New Hampshire employers must abide by the Civil Rights Act of 1963 and the Equal Pay Act, both of which prohibit discrimination on the basis of gender. In accordance, employers may not take gender into account when making decisions regarding wages, hiring, or promotions. They are also required to ensure that working conditions are not hostile toward any one gender and that the environment is not overtly sexual.
What Must be Proven in a Discrimination Claim?
Under the Equal Pay act, discrimination can be proven if men and women both work in the same place, do the same job, but are still paid differently. A discrimination claim may also succeed when employers in Durham hire only one particular gender, issues promotions based on gender, or retaliates against persons who seek relief for employer misconduct.

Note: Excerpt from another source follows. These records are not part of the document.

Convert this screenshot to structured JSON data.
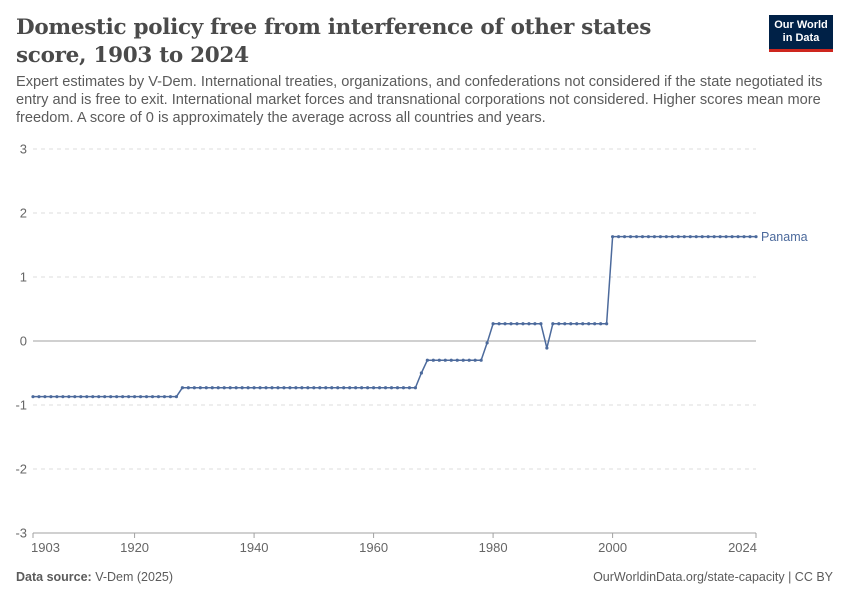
{
  "header": {
    "title": "Domestic policy free from interference of other states score, 1903 to 2024",
    "subtitle": "Expert estimates by V-Dem. International treaties, organizations, and confederations not considered if the state negotiated its entry and is free to exit. International market forces and transnational corporations not considered. Higher scores mean more freedom. A score of 0 is approximately the average across all countries and years."
  },
  "logo": {
    "line1": "Our World",
    "line2": "in Data"
  },
  "footer": {
    "source_label": "Data source:",
    "source_text": "V-Dem (2025)",
    "url_text": "OurWorldinData.org/state-capacity | CC BY"
  },
  "colors": {
    "series": "#4c6a9c",
    "grid": "#dddddd",
    "zero_line": "#a1a1a1",
    "axis": "#666666"
  },
  "chart_data": {
    "type": "line",
    "title": "Domestic policy free from interference of other states score, 1903 to 2024",
    "xlim": [
      1903,
      2024
    ],
    "ylim": [
      -3,
      3
    ],
    "x_ticks": [
      1903,
      1920,
      1940,
      1960,
      1980,
      2000,
      2024
    ],
    "y_ticks": [
      -3,
      -2,
      -1,
      0,
      1,
      2,
      3
    ],
    "grid": "horizontal dashed",
    "legend": "line-end label",
    "series": [
      {
        "name": "Panama",
        "points": [
          [
            1903,
            -0.87
          ],
          [
            1904,
            -0.87
          ],
          [
            1905,
            -0.87
          ],
          [
            1906,
            -0.87
          ],
          [
            1907,
            -0.87
          ],
          [
            1908,
            -0.87
          ],
          [
            1909,
            -0.87
          ],
          [
            1910,
            -0.87
          ],
          [
            1911,
            -0.87
          ],
          [
            1912,
            -0.87
          ],
          [
            1913,
            -0.87
          ],
          [
            1914,
            -0.87
          ],
          [
            1915,
            -0.87
          ],
          [
            1916,
            -0.87
          ],
          [
            1917,
            -0.87
          ],
          [
            1918,
            -0.87
          ],
          [
            1919,
            -0.87
          ],
          [
            1920,
            -0.87
          ],
          [
            1921,
            -0.87
          ],
          [
            1922,
            -0.87
          ],
          [
            1923,
            -0.87
          ],
          [
            1924,
            -0.87
          ],
          [
            1925,
            -0.87
          ],
          [
            1926,
            -0.87
          ],
          [
            1927,
            -0.87
          ],
          [
            1928,
            -0.73
          ],
          [
            1929,
            -0.73
          ],
          [
            1930,
            -0.73
          ],
          [
            1931,
            -0.73
          ],
          [
            1932,
            -0.73
          ],
          [
            1933,
            -0.73
          ],
          [
            1934,
            -0.73
          ],
          [
            1935,
            -0.73
          ],
          [
            1936,
            -0.73
          ],
          [
            1937,
            -0.73
          ],
          [
            1938,
            -0.73
          ],
          [
            1939,
            -0.73
          ],
          [
            1940,
            -0.73
          ],
          [
            1941,
            -0.73
          ],
          [
            1942,
            -0.73
          ],
          [
            1943,
            -0.73
          ],
          [
            1944,
            -0.73
          ],
          [
            1945,
            -0.73
          ],
          [
            1946,
            -0.73
          ],
          [
            1947,
            -0.73
          ],
          [
            1948,
            -0.73
          ],
          [
            1949,
            -0.73
          ],
          [
            1950,
            -0.73
          ],
          [
            1951,
            -0.73
          ],
          [
            1952,
            -0.73
          ],
          [
            1953,
            -0.73
          ],
          [
            1954,
            -0.73
          ],
          [
            1955,
            -0.73
          ],
          [
            1956,
            -0.73
          ],
          [
            1957,
            -0.73
          ],
          [
            1958,
            -0.73
          ],
          [
            1959,
            -0.73
          ],
          [
            1960,
            -0.73
          ],
          [
            1961,
            -0.73
          ],
          [
            1962,
            -0.73
          ],
          [
            1963,
            -0.73
          ],
          [
            1964,
            -0.73
          ],
          [
            1965,
            -0.73
          ],
          [
            1966,
            -0.73
          ],
          [
            1967,
            -0.73
          ],
          [
            1968,
            -0.5
          ],
          [
            1969,
            -0.3
          ],
          [
            1970,
            -0.3
          ],
          [
            1971,
            -0.3
          ],
          [
            1972,
            -0.3
          ],
          [
            1973,
            -0.3
          ],
          [
            1974,
            -0.3
          ],
          [
            1975,
            -0.3
          ],
          [
            1976,
            -0.3
          ],
          [
            1977,
            -0.3
          ],
          [
            1978,
            -0.3
          ],
          [
            1979,
            -0.03
          ],
          [
            1980,
            0.27
          ],
          [
            1981,
            0.27
          ],
          [
            1982,
            0.27
          ],
          [
            1983,
            0.27
          ],
          [
            1984,
            0.27
          ],
          [
            1985,
            0.27
          ],
          [
            1986,
            0.27
          ],
          [
            1987,
            0.27
          ],
          [
            1988,
            0.27
          ],
          [
            1989,
            -0.11
          ],
          [
            1990,
            0.27
          ],
          [
            1991,
            0.27
          ],
          [
            1992,
            0.27
          ],
          [
            1993,
            0.27
          ],
          [
            1994,
            0.27
          ],
          [
            1995,
            0.27
          ],
          [
            1996,
            0.27
          ],
          [
            1997,
            0.27
          ],
          [
            1998,
            0.27
          ],
          [
            1999,
            0.27
          ],
          [
            2000,
            1.63
          ],
          [
            2001,
            1.63
          ],
          [
            2002,
            1.63
          ],
          [
            2003,
            1.63
          ],
          [
            2004,
            1.63
          ],
          [
            2005,
            1.63
          ],
          [
            2006,
            1.63
          ],
          [
            2007,
            1.63
          ],
          [
            2008,
            1.63
          ],
          [
            2009,
            1.63
          ],
          [
            2010,
            1.63
          ],
          [
            2011,
            1.63
          ],
          [
            2012,
            1.63
          ],
          [
            2013,
            1.63
          ],
          [
            2014,
            1.63
          ],
          [
            2015,
            1.63
          ],
          [
            2016,
            1.63
          ],
          [
            2017,
            1.63
          ],
          [
            2018,
            1.63
          ],
          [
            2019,
            1.63
          ],
          [
            2020,
            1.63
          ],
          [
            2021,
            1.63
          ],
          [
            2022,
            1.63
          ],
          [
            2023,
            1.63
          ],
          [
            2024,
            1.63
          ]
        ]
      }
    ]
  }
}
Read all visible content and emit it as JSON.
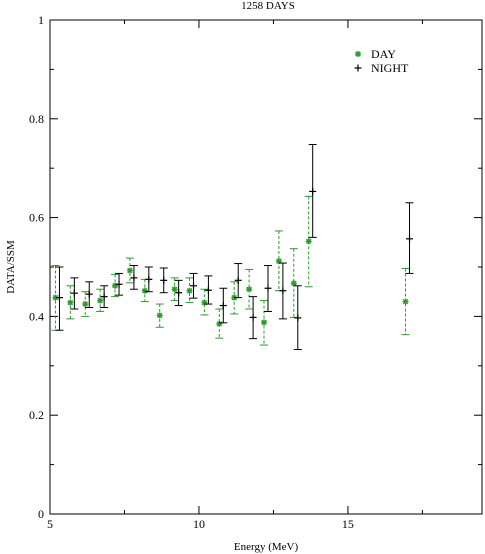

When is Sexual Harassment Prohibited?
Sexual harassment includes all unwelcome or unwanted conduct of a sexual nature that is directed at the victim, whether it is physical or verbal. A Durham employer might be held liable for the unwelcome conduct, even if it was an employee's co-worker who engaged in the sexual harassment.
New Hampshire employers who allow conduct to produce an overly sexual work atmosphere may also be held liable for sexual harassment. Without a lawyer, it can be difficult to prove gender discrimination because the details in proving intent are often complicated. Additionally, there can be specific procedures that must be closely followed in pursuing a claim.